The Doty boys were following in the footsteps of their father, who had been a conscientious objector during World War I.

Orin Doty was born in Oelwein, Iowa, and was reared in northeastern Iowa until the family moved to Minnesota. He graduated from high school in Virginia, Minn., in 1945. Doty, his first wife and two daughters eventually settled in south Minneapolis. He married his second wife, June, in 1991 in Elk River. He moved to Rochester in the early 2000s.

Doty had a long association with peace activists. "He joined the Twin Cities Friends Meeting, the Quakers, for many years in the '50s, '60s and '70s," said Lisa Osman.

Quakers are well known for their pacifism.
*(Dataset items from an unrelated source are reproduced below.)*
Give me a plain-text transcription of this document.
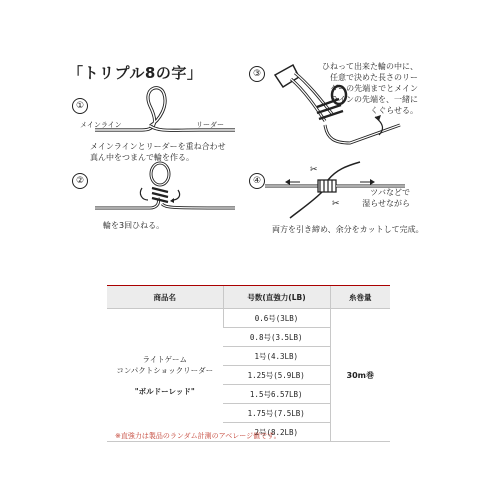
「トリプル8の字」
①
メインライン	リーダー
メインラインとリーダーを重ね合わせ
真ん中をつまんで輪を作る。
②
輪を3回ひねる。
③
ひねって出来た輪の中に、
任意で決めた長さのリー
ダーの先端までとメイン
ラインの先端を、一緒に
くぐらせる。
④
✂
✂
ツバなどで
湿らせながら
両方を引き締め、余分をカットして完成。
商品名	号数(直強力(LB)	糸巻量

ライトゲーム
コンパクトショックリーダー
"ボルドーレッド"	0.6号(3LB)	30m巻
	0.8号(3.5LB)	
	1号(4.3LB)	
	1.25号(5.9LB)	
	1.5号6.57LB)	
	1.75号(7.5LB)	
	2号(8.2LB)	
※直強力は製品のランダム計測のアベレージ値です。
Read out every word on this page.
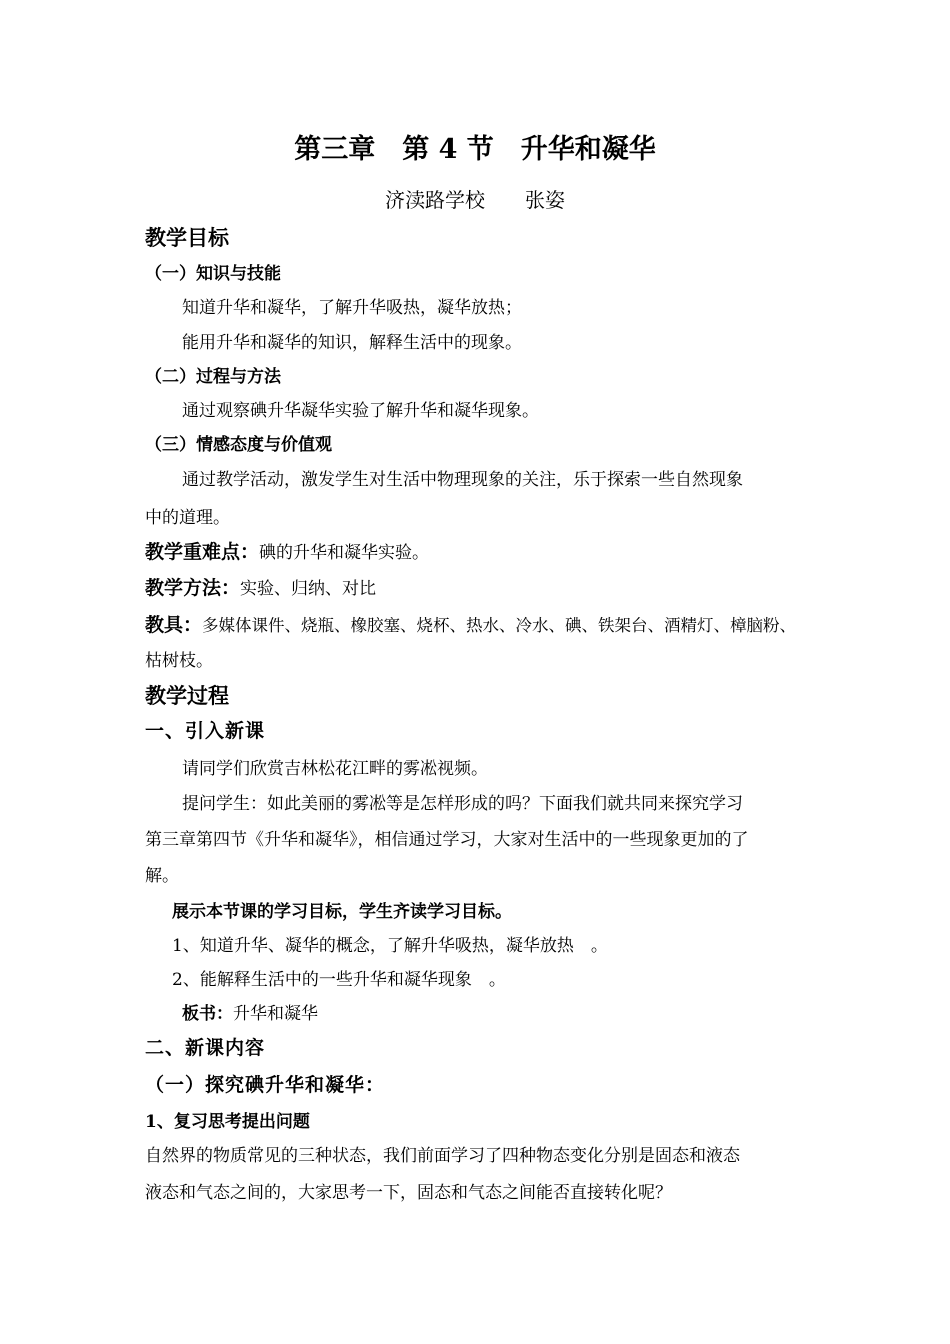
第三章　第 4 节　升华和凝华
济渎路学校　　张姿
教学目标
（一）知识与技能
知道升华和凝华，了解升华吸热，凝华放热；
能用升华和凝华的知识，解释生活中的现象。
（二）过程与方法
通过观察碘升华凝华实验了解升华和凝华现象。
（三）情感态度与价值观
通过教学活动，激发学生对生活中物理现象的关注，乐于探索一些自然现象
中的道理。
教学重难点：碘的升华和凝华实验。
教学方法：实验、归纳、对比
教具：多媒体课件、烧瓶、橡胶塞、烧杯、热水、冷水、碘、铁架台、酒精灯、樟脑粉、
枯树枝。
教学过程
一、引入新课
请同学们欣赏吉林松花江畔的雾凇视频。
提问学生：如此美丽的雾凇等是怎样形成的吗？下面我们就共同来探究学习
第三章第四节《升华和凝华》，相信通过学习，大家对生活中的一些现象更加的了
解。
展示本节课的学习目标，学生齐读学习目标。
1、知道升华、凝华的概念，了解升华吸热，凝华放热　。
2、能解释生活中的一些升华和凝华现象　。
板书：升华和凝华
二、新课内容
（一）探究碘升华和凝华：
1、复习思考提出问题
自然界的物质常见的三种状态，我们前面学习了四种物态变化分别是固态和液态
液态和气态之间的，大家思考一下，固态和气态之间能否直接转化呢？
Eventually, though, Doty became skeptical of organized religion, as he sometimes expressed in letters to the editor of the Post-Bulletin.

Indeed, Doty was one of the "regulars" who wrote letters to the editor on nearly a monthly basis. His letters arrived neatly typed (on a typewriter, not a computer), written in often poetic language, and boldly signed.

His final letter to the Post-Bulletin, dated Aug. 1, 2016, commented on the recent political party conventions. It was vintage Doty: "We can each contribute according to our ability to a more civil and humane world," he wrote.

Or, as the bumper sticker on Doty's scooter chair proclaimed, "Believe in Good."